Zimbabwe's wealthiest entrepreneur, Strive Masiyiwa, is pressing ahead with one of his most ambitious undertakings yet — a billion-dollar technology city on an 800-acre site near Harare's main airport. Branded Econet Tech City, the project is designed to position Zimbabwe as a competitive destination for international industrial and high-tech investment, placing it alongside regional hubs in Lagos, Nairobi, Cape Town, and Kigali.
Econet InfraCo: The Corporate Engine Behind the Project
The development will be managed by Econet InfraCo, a standalone infrastructure platform that consolidates Econet Wireless Zimbabwe's telecommunications towers, renewable energy systems, and strategic real estate holdings. Listed on the Victoria Falls Stock Exchange under the ticker INFR.VX, the entity was introduced to the US dollar-denominated bourse on 31 March by way of introduction — meaning no fresh capital was raised at listing. Econet InfraCo is projected to carry a market valuation of one billion dollars, making it the 16th equity on the exchange.
A Self-Sustaining Industrial Ecosystem
Masiyiwa has been explicit about the philosophy underpinning the project. Speaking on the rationale for the hub model, he said modern international investors require environments where essential services — power, water, fibre and satellite connectivity, industrial waste management, security, street lighting, and staff transport — are available from day one, without navigating complex local planning or licensing processes. Econet Tech City is intended to function as precisely that kind of one-stop shop. Plans include a shopping mall and clinic within the perimeter, though housing and office blocks are excluded from the initial scope. Security infrastructure will comprise perimeter fortifications, round-the-clock manned guarding, comprehensive CCTV surveillance, and aerial drone monitoring.

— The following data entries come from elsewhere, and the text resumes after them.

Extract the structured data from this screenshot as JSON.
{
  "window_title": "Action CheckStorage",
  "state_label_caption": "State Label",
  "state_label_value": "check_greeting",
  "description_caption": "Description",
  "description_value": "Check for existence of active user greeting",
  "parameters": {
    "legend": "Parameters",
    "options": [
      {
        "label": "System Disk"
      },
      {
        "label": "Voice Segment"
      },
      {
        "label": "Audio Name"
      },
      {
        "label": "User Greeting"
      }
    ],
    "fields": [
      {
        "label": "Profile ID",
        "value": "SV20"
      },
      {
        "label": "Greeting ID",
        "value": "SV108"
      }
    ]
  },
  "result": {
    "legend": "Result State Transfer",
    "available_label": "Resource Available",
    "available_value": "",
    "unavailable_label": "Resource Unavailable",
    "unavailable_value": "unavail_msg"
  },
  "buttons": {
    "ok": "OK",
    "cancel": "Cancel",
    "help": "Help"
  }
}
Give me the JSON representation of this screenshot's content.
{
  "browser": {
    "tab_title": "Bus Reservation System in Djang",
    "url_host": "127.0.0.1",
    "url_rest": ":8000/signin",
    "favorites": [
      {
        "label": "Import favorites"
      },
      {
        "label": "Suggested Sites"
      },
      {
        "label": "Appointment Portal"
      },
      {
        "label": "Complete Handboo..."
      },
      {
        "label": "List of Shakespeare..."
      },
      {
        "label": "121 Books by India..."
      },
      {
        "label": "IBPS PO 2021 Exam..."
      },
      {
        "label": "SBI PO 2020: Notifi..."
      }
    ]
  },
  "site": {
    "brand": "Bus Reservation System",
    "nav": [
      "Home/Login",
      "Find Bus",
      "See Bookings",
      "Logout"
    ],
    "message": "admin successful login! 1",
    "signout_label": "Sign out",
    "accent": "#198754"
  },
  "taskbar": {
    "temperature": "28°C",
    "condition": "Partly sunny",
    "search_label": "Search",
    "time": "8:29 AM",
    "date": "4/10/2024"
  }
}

Jobs, Investment, and Government Partnership
Once fully operational, the hub is projected to accommodate approximately 300 businesses and generate more than 20,000 jobs, which would make it the largest private-sector development initiative in Zimbabwe's recent history. Masiyiwa acknowledged that government cooperation remains critical to meeting timelines, noting that the site could be completed within two years from Econet's side, but that state-backed incentives for incoming businesses would be decisive. The tech city ambition forms part of a broader technology push by Masiyiwa, which includes a partnership with NVIDIA to build artificial intelligence factories across Africa and a joint venture with a United States firm aimed at accelerating stablecoin adoption on the continent.